Por décadas, la centroizquierda chilena ha sido protagonista de los momentos más significativos de la construcción democrática del país, participando y también liderando gobiernos que, en unidad, lograron combinar estabilidad macroeconómica con avances sociales reales, una política exterior respetada y una institucionalidad fortalecida. Esa herencia no es solo un recuerdo, es una responsabilidad política que hoy debe movilizar a los partidos, adherentes y simpatizantes del sector, a consolidar una postura sólida y cohesionada de cara a las primarias de fines de junio.
En un escenario de creciente desafección ciudadana, crisis de representación y urgencias sociales acumuladas, la centroizquierda tiene el deber de actuar con unidad, convicción y visión estratégica. La fragmentación, en este contexto, no solo es una amenaza electoral: es una falta de comprensión del momento histórico.
Chile no necesita más indefiniciones. Necesita certezas. La certeza de que hay una coalición capaz de gobernar con responsabilidad social, dispuesta a retomar proyectos largamente postergados como la modernización del sistema de salud, la ley de pesca, la de fármacos, o la nueva ley de rentas regionales.
El país necesita una centroizquierda que, desde el Congreso, impulse grandes acuerdos sin renunciar a sus convicciones, que combine crecimiento con equidad, que no se esconda tras la calculadora electoral, sino que se comprometa con los cambios que la ciudadanía viene esperando por años, lejos de los populismos. Este propósito exige voluntad política de todos y cada uno de los actores que se sientan identificados con este proyecto, desde la DC al PS, desde los independientes de izquierda hasta los del centro.
Los discursos populistas se alimentan, precisamente, del vacío político. Cuando los sectores moderados no logran articular una narrativa de cohesión con mirada de futuro, ese espacio es ocupado por quienes prometen soluciones simples a problemas complejos.
Enfrentar el populismo implica también rechazar la tentación autoritaria que muchas veces se disfraza de "eficiencia" o de "orden". Implica defender con firmeza el rol del Congreso, el diálogo institucional, los contrapesos del poder y la participación social en las decisiones públicas.
Y aquí, nuevamente, la historia de la centroizquierda chilena ofrece lecciones: durante décadas supo construir acuerdos amplios sin renunciar a sus principios, fortaleciendo al mismo tiempo el Estado y la ciudadanía. Hoy, esa misma tradición debe renovarse y proyectarse. Las primarias de junio no son solo una elección interna: son la oportunidad de ofrecer al país una alternativa clara frente al vacío que dejan la polarización y el populismo con sus promesas sin sustento fiscal ni democrático.

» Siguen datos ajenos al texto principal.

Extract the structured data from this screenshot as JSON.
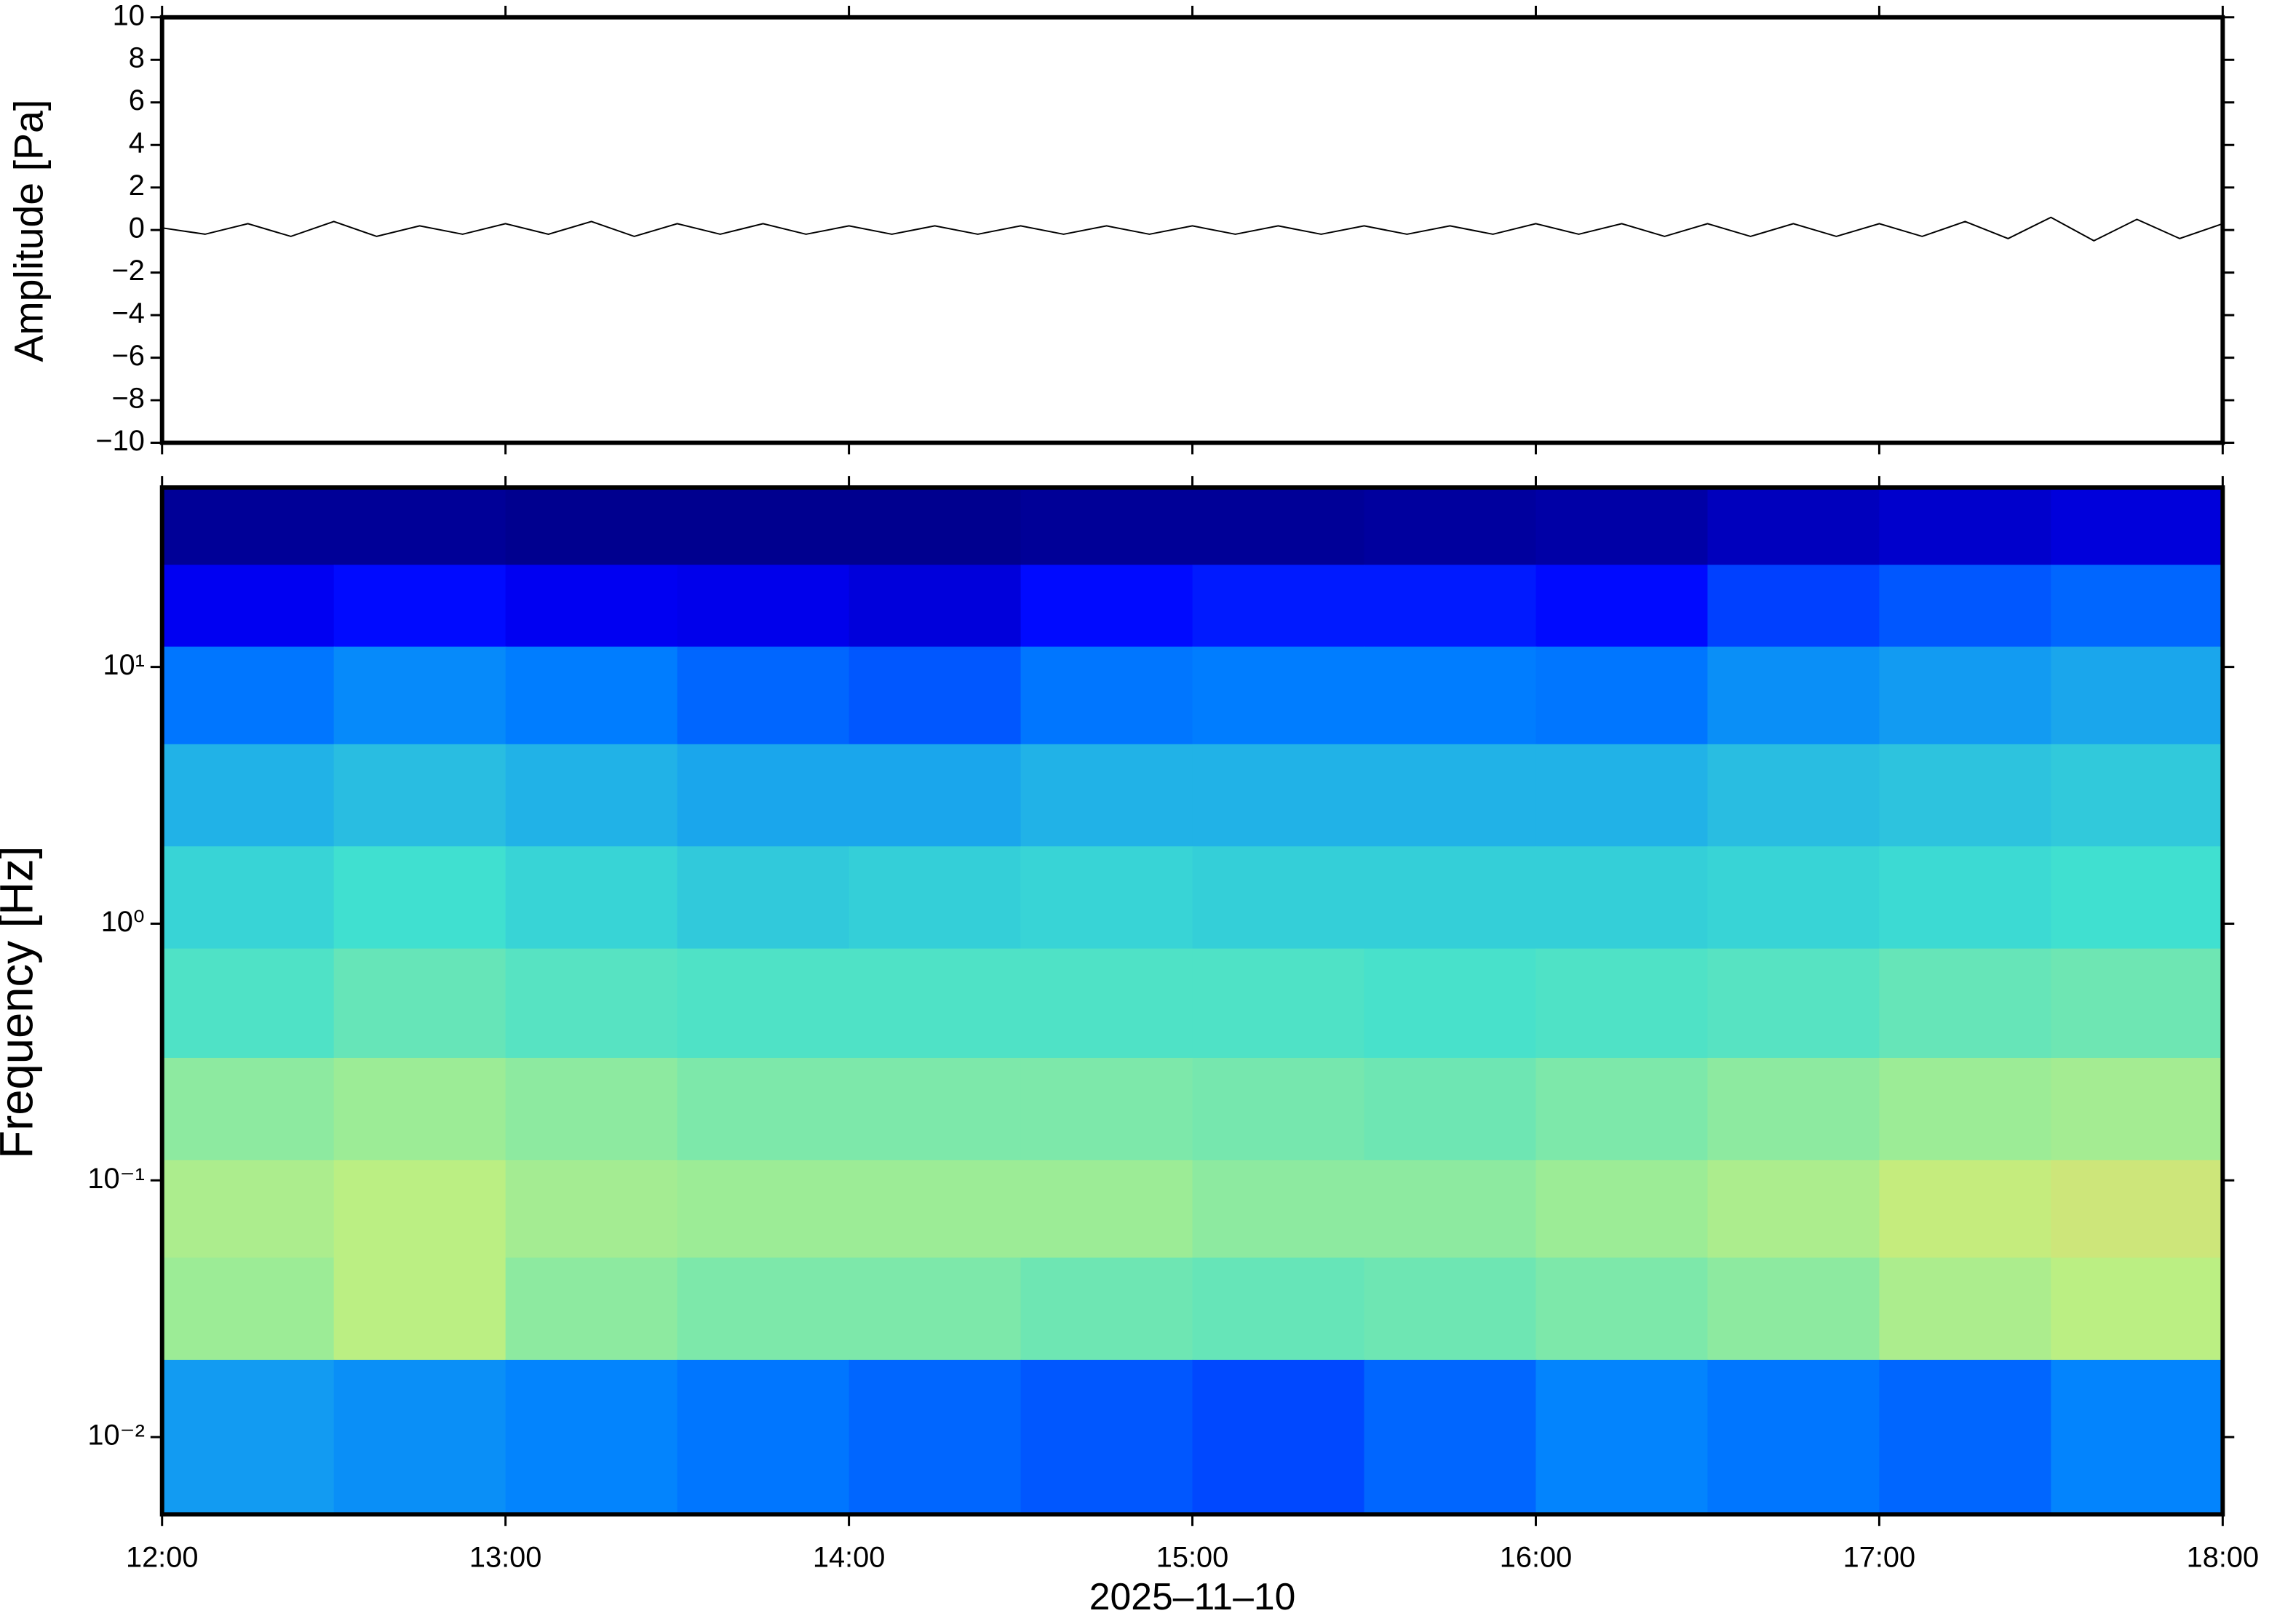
{
  "chart_data": [
    {
      "type": "line",
      "ylabel": "Amplitude [Pa]",
      "color": "#000000",
      "x": [
        12,
        12.125,
        12.25,
        12.375,
        12.5,
        12.625,
        12.75,
        12.875,
        13,
        13.125,
        13.25,
        13.375,
        13.5,
        13.625,
        13.75,
        13.875,
        14,
        14.125,
        14.25,
        14.375,
        14.5,
        14.625,
        14.75,
        14.875,
        15,
        15.125,
        15.25,
        15.375,
        15.5,
        15.625,
        15.75,
        15.875,
        16,
        16.125,
        16.25,
        16.375,
        16.5,
        16.625,
        16.75,
        16.875,
        17,
        17.125,
        17.25,
        17.375,
        17.5,
        17.625,
        17.75,
        17.875,
        18
      ],
      "values": [
        0.1,
        -0.2,
        0.3,
        -0.3,
        0.4,
        -0.3,
        0.2,
        -0.2,
        0.3,
        -0.2,
        0.4,
        -0.3,
        0.3,
        -0.2,
        0.3,
        -0.2,
        0.2,
        -0.2,
        0.2,
        -0.2,
        0.2,
        -0.2,
        0.2,
        -0.2,
        0.2,
        -0.2,
        0.2,
        -0.2,
        0.2,
        -0.2,
        0.2,
        -0.2,
        0.3,
        -0.2,
        0.3,
        -0.3,
        0.3,
        -0.3,
        0.3,
        -0.3,
        0.3,
        -0.3,
        0.4,
        -0.4,
        0.6,
        -0.5,
        0.5,
        -0.4,
        0.3
      ],
      "xlim": [
        12,
        18
      ],
      "ylim": [
        -10,
        10
      ],
      "yticks": [
        {
          "value": -10,
          "label": "−10"
        },
        {
          "value": -8,
          "label": "−8"
        },
        {
          "value": -6,
          "label": "−6"
        },
        {
          "value": -4,
          "label": "−4"
        },
        {
          "value": -2,
          "label": "−2"
        },
        0,
        2,
        4,
        6,
        8,
        10
      ]
    },
    {
      "type": "heatmap",
      "ylabel": "Frequency [Hz]",
      "xlabel": "2025–11–10",
      "yscale": "log",
      "xlim": [
        12,
        18
      ],
      "ylim": [
        0.005,
        50
      ],
      "xticks": [
        {
          "value": 12,
          "label": "12:00"
        },
        {
          "value": 13,
          "label": "13:00"
        },
        {
          "value": 14,
          "label": "14:00"
        },
        {
          "value": 15,
          "label": "15:00"
        },
        {
          "value": 16,
          "label": "16:00"
        },
        {
          "value": 17,
          "label": "17:00"
        },
        {
          "value": 18,
          "label": "18:00"
        }
      ],
      "yticks": [
        {
          "value": 0.01,
          "label": "10⁻²"
        },
        {
          "value": 0.1,
          "label": "10⁻¹"
        },
        {
          "value": 1,
          "label": "10⁰"
        },
        {
          "value": 10,
          "label": "10¹"
        }
      ],
      "xbins": [
        12,
        12.5,
        13,
        13.5,
        14,
        14.5,
        15,
        15.5,
        16,
        16.5,
        17,
        17.5,
        18
      ],
      "ybins": [
        50,
        25,
        12,
        5,
        2,
        0.8,
        0.3,
        0.12,
        0.05,
        0.02,
        0.005
      ],
      "zlim": [
        0,
        100
      ],
      "colormap": [
        "#000080",
        "#0000ff",
        "#0080ff",
        "#40e0d0",
        "#c0f080",
        "#ffc060",
        "#ff4000"
      ],
      "values": [
        [
          3,
          3,
          2,
          2,
          2,
          3,
          3,
          4,
          5,
          8,
          10,
          12
        ],
        [
          15,
          18,
          15,
          14,
          12,
          18,
          20,
          20,
          18,
          25,
          28,
          30
        ],
        [
          32,
          35,
          33,
          30,
          28,
          32,
          33,
          33,
          32,
          36,
          38,
          40
        ],
        [
          42,
          44,
          42,
          40,
          40,
          42,
          42,
          42,
          42,
          44,
          45,
          46
        ],
        [
          48,
          50,
          48,
          46,
          47,
          48,
          47,
          47,
          47,
          48,
          49,
          50
        ],
        [
          52,
          55,
          53,
          52,
          52,
          52,
          52,
          51,
          52,
          53,
          55,
          56
        ],
        [
          60,
          62,
          60,
          58,
          58,
          58,
          57,
          56,
          58,
          60,
          62,
          63
        ],
        [
          64,
          66,
          63,
          62,
          62,
          62,
          60,
          60,
          62,
          64,
          68,
          70
        ],
        [
          62,
          66,
          60,
          58,
          58,
          56,
          55,
          56,
          58,
          60,
          64,
          66
        ],
        [
          38,
          36,
          34,
          32,
          30,
          28,
          26,
          30,
          34,
          32,
          30,
          34
        ]
      ]
    }
  ]
}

En este marco, merece un especial reconocimiento el gesto de la candidata del Partido Socialista, quien con nobleza y visión política comprendió la necesidad de que el partido fuera protagonista, no desde la candidatura, pero sí desde la experiencia y el liderazgo al servicio de una estrategia colectiva.
Se trata de un acto de generosidad que encarna lo mejor de la historia del socialismo chileno: la capacidad de leer los tiempos, de anteponer por sobre todo los intereses del país y del proyecto común de la centroizquierda. Con esa decisión, no solo se fortalece una candidatura de unidad: se fortalece una forma de hacer política.
El desafío, entonces, es claro: consolidar una candidatura que encarne un proyecto de país serio, comprometido y transformador. Que represente un pacto político y ético que defienda la democracia, las instituciones y los derechos sociales, desde una visión progresista y con arraigo ciudadano. No hay espacio para ambigüedades. Cuando las certezas democráticas tambalean, la política con sentido de Estado -la política que construye y no destruye- se vuelve más urgente que nunca. La centroizquierda debe actuar a la altura de su historia: una fuerza que transforma, que suma, que lidera con ideas claras y vocación de mayoría. El futuro de Chile no puede seguir esperando.